A man with long sandy-brown hair strolled slowly toward him. His knee-length hiking shorts, round, red-lensed sunglasses, grimy baseball cap and well-worn backpack were the typical uniform of a section hiker, one of hundreds of thousands who hiked the Appalachian Trail section by section over the course of several years.
Of course, even if Nix hadn’t recognized the long-haired man as the former CIA agent he’d come to see, he’d have been suspicious, since the Appalachian Trail was several miles to the east of Purgatory, winding along the Tennessee/North Carolina state line.
The hiker otherwise known as Alexander Quinn sat at the other end of the bench from Nix and pulled a water bottle from his backpack. “Warm weather’s finally here,” he said with just enough of a hipster vibe to make Nix bite back a laugh.
“That’s a new look for you,” Nix murmured.
“Recycled from about twenty years ago,” Quinn said in his normal accent, a neutral tone that had a chameleon-like ability to sound as if it could originally have come from almost any English-speaking country. “Thanks for coming.”
“Was there really a Merritt Cortland sighting?”
“Actually, there was, although I can’t vouch for it personally,” Quinn answered. His gaze moved lazily from side to side, as if he were just a tourist enjoying the view. But Nix knew the old spymaster never did anything casually.
“Are you expecting company?”
“Expecting? No.” He took another swig from his water bottle, then slipped it into the backpack that sat on the bench between them. “But it never hurts to stay alert.”
“Are you planning to get to the point of my summons?”
Quinn’s eyes met his briefly. “My agency has been looking into Cortland’s disappearance. That’s how we got the tip that someone may have seen him just north of here, near the old marble quarry.”
“How valid a tip?”
“Remains to be seen. But we haven’t come across any proof that Cortland is dead, either. So we have to proceed on the assumption that he could still be alive and kicking. And if so, he’s probably working overtime to solidify his control of his father’s criminal enterprise.”
“Why are you telling me this?” Nix asked.
“Seemed like something you’d want to know.”
“It’s something a lot of people would like to know. The FBI, the U.S. Marshals Service—”
“I hear someone tried to kill your chief of police.” Quinn leaned back, crossing his ankle on top of his knee. The soles of his hiking boots were muddy and well-worn, Nix noticed. When the man donned a disguise, he didn’t miss a beat.
“That’s still under investigation,” Nix said carefully.
Quinn laid his head back, as if enjoying the morning sun that angled through the trees overhead to bathe his face with warm light. “Check with your office. I believe you’ll find the mechanic’s assessment is in.”
Nix stared at Quinn. “I thought you were out of the spy business.”
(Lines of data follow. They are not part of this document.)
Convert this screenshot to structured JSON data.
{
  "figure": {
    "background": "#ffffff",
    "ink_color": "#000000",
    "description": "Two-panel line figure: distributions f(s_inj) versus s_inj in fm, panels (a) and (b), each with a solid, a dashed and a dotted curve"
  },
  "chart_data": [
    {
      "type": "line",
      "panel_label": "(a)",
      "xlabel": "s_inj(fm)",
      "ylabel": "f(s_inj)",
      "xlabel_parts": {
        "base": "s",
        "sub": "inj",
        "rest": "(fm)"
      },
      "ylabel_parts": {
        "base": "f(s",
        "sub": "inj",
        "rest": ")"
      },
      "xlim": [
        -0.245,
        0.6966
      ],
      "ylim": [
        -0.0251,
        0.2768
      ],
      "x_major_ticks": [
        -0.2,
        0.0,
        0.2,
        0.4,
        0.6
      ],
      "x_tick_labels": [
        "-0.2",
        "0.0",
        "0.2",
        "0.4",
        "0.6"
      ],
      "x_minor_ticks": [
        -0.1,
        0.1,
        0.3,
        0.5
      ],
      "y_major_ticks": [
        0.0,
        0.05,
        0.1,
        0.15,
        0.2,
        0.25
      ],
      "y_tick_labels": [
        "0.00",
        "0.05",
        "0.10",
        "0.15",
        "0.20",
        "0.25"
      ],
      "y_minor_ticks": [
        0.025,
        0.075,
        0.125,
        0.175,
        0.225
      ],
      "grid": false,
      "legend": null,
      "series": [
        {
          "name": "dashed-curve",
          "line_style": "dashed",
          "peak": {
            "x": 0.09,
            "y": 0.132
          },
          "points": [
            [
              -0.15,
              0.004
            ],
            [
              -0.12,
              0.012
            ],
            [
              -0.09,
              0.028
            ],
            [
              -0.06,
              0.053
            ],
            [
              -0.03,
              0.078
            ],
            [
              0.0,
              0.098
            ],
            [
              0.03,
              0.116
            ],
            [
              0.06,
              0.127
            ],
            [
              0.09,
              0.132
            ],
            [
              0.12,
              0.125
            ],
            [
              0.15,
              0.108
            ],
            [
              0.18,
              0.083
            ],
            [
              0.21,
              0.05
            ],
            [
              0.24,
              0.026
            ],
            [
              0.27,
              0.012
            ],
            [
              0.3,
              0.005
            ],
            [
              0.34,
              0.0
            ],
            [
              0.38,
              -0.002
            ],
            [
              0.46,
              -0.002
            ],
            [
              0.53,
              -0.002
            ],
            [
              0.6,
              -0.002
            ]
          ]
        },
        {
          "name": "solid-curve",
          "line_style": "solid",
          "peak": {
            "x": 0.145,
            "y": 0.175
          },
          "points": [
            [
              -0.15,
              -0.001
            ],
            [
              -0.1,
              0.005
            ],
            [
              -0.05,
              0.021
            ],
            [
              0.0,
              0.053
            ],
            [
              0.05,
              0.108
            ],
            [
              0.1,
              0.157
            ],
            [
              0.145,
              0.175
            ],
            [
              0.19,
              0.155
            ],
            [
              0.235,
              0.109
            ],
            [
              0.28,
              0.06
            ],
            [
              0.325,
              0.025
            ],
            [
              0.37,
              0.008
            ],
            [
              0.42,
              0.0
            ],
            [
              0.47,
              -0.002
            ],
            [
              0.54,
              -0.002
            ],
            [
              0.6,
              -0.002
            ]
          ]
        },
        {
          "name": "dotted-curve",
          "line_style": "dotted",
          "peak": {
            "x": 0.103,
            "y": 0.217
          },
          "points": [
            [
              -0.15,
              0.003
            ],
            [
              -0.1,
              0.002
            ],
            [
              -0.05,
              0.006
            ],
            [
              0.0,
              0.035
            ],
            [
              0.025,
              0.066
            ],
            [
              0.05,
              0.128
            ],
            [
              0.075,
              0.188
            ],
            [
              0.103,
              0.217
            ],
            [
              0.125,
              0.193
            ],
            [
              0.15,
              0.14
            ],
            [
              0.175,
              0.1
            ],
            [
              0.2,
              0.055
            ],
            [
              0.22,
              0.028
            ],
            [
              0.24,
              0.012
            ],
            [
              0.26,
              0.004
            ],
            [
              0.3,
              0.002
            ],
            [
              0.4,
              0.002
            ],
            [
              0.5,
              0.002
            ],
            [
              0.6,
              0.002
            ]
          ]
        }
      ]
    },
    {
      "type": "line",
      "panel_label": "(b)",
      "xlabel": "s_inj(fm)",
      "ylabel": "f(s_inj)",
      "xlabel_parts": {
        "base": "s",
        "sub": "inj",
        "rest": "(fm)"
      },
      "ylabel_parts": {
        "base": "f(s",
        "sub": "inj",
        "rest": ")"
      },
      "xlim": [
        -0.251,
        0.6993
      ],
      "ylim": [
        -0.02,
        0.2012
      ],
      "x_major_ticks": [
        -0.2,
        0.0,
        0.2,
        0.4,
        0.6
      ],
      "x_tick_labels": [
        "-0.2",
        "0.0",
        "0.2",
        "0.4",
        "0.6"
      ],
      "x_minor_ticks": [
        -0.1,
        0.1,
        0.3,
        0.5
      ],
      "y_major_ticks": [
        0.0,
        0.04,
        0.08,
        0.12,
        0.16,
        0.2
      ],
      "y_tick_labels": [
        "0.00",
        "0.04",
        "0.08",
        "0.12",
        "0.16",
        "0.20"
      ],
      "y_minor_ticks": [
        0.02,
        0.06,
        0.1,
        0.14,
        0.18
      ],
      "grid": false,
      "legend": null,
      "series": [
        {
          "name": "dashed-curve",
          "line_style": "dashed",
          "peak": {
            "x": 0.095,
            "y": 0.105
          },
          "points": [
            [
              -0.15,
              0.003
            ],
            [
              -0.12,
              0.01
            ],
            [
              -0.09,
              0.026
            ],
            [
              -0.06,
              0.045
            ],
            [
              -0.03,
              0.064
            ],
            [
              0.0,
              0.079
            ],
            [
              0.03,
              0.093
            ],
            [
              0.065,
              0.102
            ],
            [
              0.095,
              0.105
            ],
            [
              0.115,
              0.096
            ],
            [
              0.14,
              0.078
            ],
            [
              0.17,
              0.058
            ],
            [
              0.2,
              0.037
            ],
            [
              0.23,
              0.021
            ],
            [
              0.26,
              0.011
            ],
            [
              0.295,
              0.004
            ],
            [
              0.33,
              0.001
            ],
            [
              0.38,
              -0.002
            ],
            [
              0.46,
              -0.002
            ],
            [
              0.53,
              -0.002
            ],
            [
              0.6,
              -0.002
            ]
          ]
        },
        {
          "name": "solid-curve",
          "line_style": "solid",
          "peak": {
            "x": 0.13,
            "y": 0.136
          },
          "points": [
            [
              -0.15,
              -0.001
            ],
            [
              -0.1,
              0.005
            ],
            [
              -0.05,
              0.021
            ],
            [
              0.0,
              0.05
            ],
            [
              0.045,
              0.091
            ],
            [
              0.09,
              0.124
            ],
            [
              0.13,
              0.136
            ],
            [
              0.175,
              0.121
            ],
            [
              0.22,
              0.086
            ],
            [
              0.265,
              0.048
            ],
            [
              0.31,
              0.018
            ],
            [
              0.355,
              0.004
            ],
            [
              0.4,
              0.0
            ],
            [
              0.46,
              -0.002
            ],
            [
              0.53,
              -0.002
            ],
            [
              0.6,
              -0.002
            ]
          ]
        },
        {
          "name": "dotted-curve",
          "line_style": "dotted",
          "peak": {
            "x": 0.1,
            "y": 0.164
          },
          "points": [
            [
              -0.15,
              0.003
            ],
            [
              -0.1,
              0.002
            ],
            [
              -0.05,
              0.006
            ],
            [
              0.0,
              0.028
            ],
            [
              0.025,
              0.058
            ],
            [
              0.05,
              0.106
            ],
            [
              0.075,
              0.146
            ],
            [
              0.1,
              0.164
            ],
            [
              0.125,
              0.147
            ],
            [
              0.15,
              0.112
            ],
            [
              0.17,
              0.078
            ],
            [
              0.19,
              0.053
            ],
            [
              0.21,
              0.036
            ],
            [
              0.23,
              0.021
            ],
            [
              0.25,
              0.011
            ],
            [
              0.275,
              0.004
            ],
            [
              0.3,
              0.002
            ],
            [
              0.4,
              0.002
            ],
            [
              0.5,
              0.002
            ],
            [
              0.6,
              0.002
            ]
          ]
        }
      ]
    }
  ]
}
He shrugged. “I don’t spy for the government anymore.”
“Just for yourself?”
“Let’s just say I haven’t lost the ability to uncover sensitive information when necessary.”
“Do the people you employ know you’re still playing head games?”
“They know me,” Quinn said simply.
Nix supposed that response answered the question about as well as anything would. “So, you’ve told me there may or may not have been a Cortland sighting in the area. A phone call would have sufficed.”